To teach both aquaponics and traditional gardening to low income students to raise vegetables and herbs and show them how to bring nutritious, organic food to their dinner tables. We will bring awareness of urban "farming" on an individual basis using aquaponics principles to our community's inner city. With aquaponics, the fish excretion in the water from the fish “pond” provides nutrients for the plants. In turn, clean oxygenated water is returned to the pond. The system could be big or small, indoors or outdoors, with the result being organic vegetables or herbs.

Crystal Lake Central HS

Our goal for the Crystal Lake Central High School garden is to use the hydroponic gardening system to teach students about the way of the future in terms of growing fruits and vegetables. Many of today’s greenhouse vegetables are grown through a hydroponic system. Our goal is to use the grant money to continue to add more components to the garden.

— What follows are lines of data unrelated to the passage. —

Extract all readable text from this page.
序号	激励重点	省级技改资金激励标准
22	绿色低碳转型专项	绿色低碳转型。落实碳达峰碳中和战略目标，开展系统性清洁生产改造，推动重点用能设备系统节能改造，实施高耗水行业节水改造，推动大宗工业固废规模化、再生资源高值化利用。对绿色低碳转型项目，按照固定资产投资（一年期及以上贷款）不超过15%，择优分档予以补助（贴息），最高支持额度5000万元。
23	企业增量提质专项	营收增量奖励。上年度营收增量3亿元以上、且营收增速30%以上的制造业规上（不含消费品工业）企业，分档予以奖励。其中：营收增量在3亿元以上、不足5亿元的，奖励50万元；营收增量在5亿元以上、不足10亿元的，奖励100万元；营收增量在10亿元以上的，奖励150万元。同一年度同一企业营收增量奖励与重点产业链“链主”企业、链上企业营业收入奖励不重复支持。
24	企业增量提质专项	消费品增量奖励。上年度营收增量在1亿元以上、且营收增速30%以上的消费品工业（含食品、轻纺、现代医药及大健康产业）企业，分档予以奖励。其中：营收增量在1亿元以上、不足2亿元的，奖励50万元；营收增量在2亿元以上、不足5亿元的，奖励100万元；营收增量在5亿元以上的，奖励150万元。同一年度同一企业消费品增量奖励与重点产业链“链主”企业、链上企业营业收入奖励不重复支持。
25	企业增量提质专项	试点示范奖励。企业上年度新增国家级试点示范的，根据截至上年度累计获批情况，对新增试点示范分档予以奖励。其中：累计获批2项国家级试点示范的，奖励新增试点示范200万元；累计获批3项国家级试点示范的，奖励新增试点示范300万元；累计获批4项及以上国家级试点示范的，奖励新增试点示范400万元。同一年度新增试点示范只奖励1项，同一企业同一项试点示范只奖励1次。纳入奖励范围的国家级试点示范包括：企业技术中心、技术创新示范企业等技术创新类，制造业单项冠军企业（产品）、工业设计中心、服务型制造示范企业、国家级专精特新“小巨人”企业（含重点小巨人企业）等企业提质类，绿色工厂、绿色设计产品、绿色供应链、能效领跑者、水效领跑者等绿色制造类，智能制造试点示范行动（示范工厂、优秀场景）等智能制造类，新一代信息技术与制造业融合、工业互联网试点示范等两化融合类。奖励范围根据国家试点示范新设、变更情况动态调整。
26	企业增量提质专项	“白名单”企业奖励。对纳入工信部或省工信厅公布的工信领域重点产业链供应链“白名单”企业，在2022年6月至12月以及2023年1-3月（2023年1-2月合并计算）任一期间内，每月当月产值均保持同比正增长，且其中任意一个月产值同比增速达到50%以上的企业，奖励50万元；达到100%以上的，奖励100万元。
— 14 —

Palm Beach Gardens Community High School

There is a local need,across the community,for healthy foods which currently can be expensive and unobtainable. The requested funds will improve our existing program by allowing expansion of our current Culinary garden. We hope to produce and harvest more vegetables,experiment with alternative growing mediums (hydroponic) and provide a larger arena for more student workers. The produce would be harvested and used for our weekly "Gator Bites Cafe" luncheons and full advantage taken to prepare and create healthy ,appealing and nutritious additions to our daily "specials".

Tamanend Middle School

Our school installed a garden at the end of the 2013-14 school year. We enlisted the help of an Eagle Scout to help us with this project. Although the structure of the garden is in place and we planted a crop in the spring, there is a lot of work to make the garden better. We need to renovate the beds with proper soil and create a compost system to improve the quality of the fruit and vegetables grown. In addition, we are in need of an irrigation system to complete the structure of the gardens.

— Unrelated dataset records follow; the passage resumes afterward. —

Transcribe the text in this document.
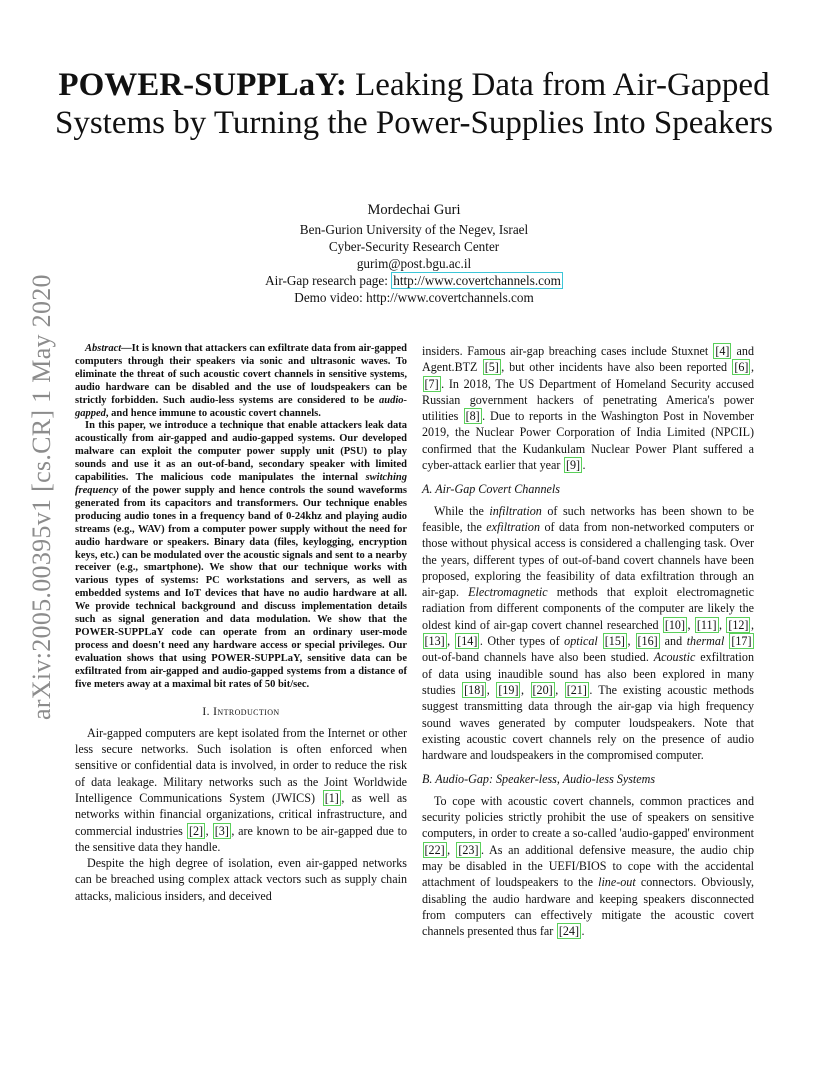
arXiv:2005.00395v1 [cs.CR] 1 May 2020
POWER-SUPPLaY: Leaking Data from Air-Gapped Systems by Turning the Power-Supplies Into Speakers
Mordechai Guri
Ben-Gurion University of the Negev, Israel
Cyber-Security Research Center
gurim@post.bgu.ac.il
Air-Gap research page: http://www.covertchannels.com
Demo video: http://www.covertchannels.com

Abstract—It is known that attackers can exfiltrate data from air-gapped computers through their speakers via sonic and ultrasonic waves. To eliminate the threat of such acoustic covert channels in sensitive systems, audio hardware can be disabled and the use of loudspeakers can be strictly forbidden. Such audio-less systems are considered to be audio-gapped, and hence immune to acoustic covert channels.

In this paper, we introduce a technique that enable attackers leak data acoustically from air-gapped and audio-gapped systems. Our developed malware can exploit the computer power supply unit (PSU) to play sounds and use it as an out-of-band, secondary speaker with limited capabilities. The malicious code manipulates the internal switching frequency of the power supply and hence controls the sound waveforms generated from its capacitors and transformers. Our technique enables producing audio tones in a frequency band of 0-24khz and playing audio streams (e.g., WAV) from a computer power supply without the need for audio hardware or speakers. Binary data (files, keylogging, encryption keys, etc.) can be modulated over the acoustic signals and sent to a nearby receiver (e.g., smartphone). We show that our technique works with various types of systems: PC workstations and servers, as well as embedded systems and IoT devices that have no audio hardware at all. We provide technical background and discuss implementation details such as signal generation and data modulation. We show that the POWER-SUPPLaY code can operate from an ordinary user-mode process and doesn't need any hardware access or special privileges. Our evaluation shows that using POWER-SUPPLaY, sensitive data can be exfiltrated from air-gapped and audio-gapped systems from a distance of five meters away at a maximal bit rates of 50 bit/sec.

I. Introduction

Air-gapped computers are kept isolated from the Internet or other less secure networks. Such isolation is often enforced when sensitive or confidential data is involved, in order to reduce the risk of data leakage. Military networks such as the Joint Worldwide Intelligence Communications System (JWICS) [1] , as well as networks within financial organizations, critical infrastructure, and commercial industries [2] , [3] , are known to be air-gapped due to the sensitive data they handle.

Despite the high degree of isolation, even air-gapped networks can be breached using complex attack vectors such as supply chain attacks, malicious insiders, and deceived

insiders. Famous air-gap breaching cases include Stuxnet [4] and Agent.BTZ [5] , but other incidents have also been reported [6] , [7] . In 2018, The US Department of Homeland Security accused Russian government hackers of penetrating America's power utilities [8] . Due to reports in the Washington Post in November 2019, the Nuclear Power Corporation of India Limited (NPCIL) confirmed that the Kudankulam Nuclear Power Plant suffered a cyber-attack earlier that year [9] .

A. Air-Gap Covert Channels

While the infiltration of such networks has been shown to be feasible, the exfiltration of data from non-networked computers or those without physical access is considered a challenging task. Over the years, different types of out-of-band covert channels have been proposed, exploring the feasibility of data exfiltration through an air-gap. Electromagnetic methods that exploit electromagnetic radiation from different components of the computer are likely the oldest kind of air-gap covert channel researched [10] , [11] , [12] , [13] , [14] . Other types of optical [15] , [16] and thermal [17] out-of-band channels have also been studied. Acoustic exfiltration of data using inaudible sound has also been explored in many studies [18] , [19] , [20] , [21] . The existing acoustic methods suggest transmitting data through the air-gap via high frequency sound waves generated by computer loudspeakers. Note that existing acoustic covert channels rely on the presence of audio hardware and loudspeakers in the compromised computer.

B. Audio-Gap: Speaker-less, Audio-less Systems

To cope with acoustic covert channels, common practices and security policies strictly prohibit the use of speakers on sensitive computers, in order to create a so-called 'audio-gapped' environment [22] , [23] . As an additional defensive measure, the audio chip may be disabled in the UEFI/BIOS to cope with the accidental attachment of loudspeakers to the line-out connectors. Obviously, disabling the audio hardware and keeping speakers disconnected from computers can effectively mitigate the acoustic covert channels presented thus far [24] .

Hector Garcia Middle School

Our current garden is in existing flower beds that are not meant for growing vegetables and fruits. Receiving this grant will allow construction for vegetable garden beds. Constructing several garden beds will increase student involvement with our current garden program. We would like to use this grant to build as many beds as possible along with set up of a few rain barrels to harvest rain for the garden. The goal of our garden is to gain more participation from students, teachers, and parents.

Weaver Middle School

Weaver Middle School's garden goal is to educate students about where their delicious, nutritious food comes from. In addition, we want more hands-on activities for students. A school garden would, hand's down, aid in the lack of nutrients they are currently missing out on by providing a space for them to plant, water, nurture, and be amazed as their specific vegetable blossoms. We could incorporate language arts by having them write about their findings. We could incorporate science by learning the entire process - start to finish.

Colby Grade School

The primary goal of the school garden is to improve the healthy eating environment in the school and community by increasing and expanding access to a variety of healthy, garden-fresh vegetables. As Colby Grade School implements a new curriculum, “Agriculture in the Classroom,” incorporating a garden would be a logical enhancement. The program involving students participating in the After School Program (ASP) in school garden work would be a program enrichment activity for the 2015-16 school years.

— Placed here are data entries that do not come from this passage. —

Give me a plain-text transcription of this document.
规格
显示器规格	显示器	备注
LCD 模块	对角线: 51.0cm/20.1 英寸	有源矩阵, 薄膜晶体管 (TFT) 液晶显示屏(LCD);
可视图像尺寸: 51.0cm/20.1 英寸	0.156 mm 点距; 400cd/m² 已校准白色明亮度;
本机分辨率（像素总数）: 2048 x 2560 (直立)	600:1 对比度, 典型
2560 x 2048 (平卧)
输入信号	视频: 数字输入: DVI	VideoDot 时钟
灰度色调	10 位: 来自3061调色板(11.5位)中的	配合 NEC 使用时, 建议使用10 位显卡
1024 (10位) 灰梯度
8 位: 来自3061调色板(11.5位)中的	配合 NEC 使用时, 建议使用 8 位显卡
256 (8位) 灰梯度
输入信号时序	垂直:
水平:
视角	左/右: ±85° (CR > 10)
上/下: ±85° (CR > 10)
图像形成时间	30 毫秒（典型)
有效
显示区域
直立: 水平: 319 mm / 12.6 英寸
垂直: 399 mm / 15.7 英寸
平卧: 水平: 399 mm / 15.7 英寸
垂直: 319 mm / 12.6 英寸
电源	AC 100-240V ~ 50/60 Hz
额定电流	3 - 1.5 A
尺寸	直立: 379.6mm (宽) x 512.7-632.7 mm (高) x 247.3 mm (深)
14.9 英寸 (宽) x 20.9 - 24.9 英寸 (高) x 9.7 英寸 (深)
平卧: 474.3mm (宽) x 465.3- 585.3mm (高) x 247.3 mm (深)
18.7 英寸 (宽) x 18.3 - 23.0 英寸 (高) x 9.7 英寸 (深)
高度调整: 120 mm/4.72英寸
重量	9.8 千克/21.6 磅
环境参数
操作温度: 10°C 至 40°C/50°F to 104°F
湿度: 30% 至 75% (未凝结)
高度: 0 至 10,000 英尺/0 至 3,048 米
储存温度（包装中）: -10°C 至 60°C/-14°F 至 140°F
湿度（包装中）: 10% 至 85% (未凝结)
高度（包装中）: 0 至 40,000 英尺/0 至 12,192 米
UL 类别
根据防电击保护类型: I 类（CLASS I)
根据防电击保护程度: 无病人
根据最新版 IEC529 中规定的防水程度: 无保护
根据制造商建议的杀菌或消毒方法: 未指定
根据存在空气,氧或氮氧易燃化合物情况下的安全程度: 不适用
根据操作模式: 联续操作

College of the Desert Early Childhood Edu

3 goals:
*Provide fresh, nutritious food service to 145 children.
*As a teaching lab school demonstrate the feasibility and benefits of school gardens.
*Provide hands-on training to College of the Desert students in a variety of areas including early childhood education, nutrition, agriculture, culinary arts.
 This kitchen garden will produce an average of 7 pounds of vegetables per day year round for children’s meals which will amount to 25% of current food meal needs.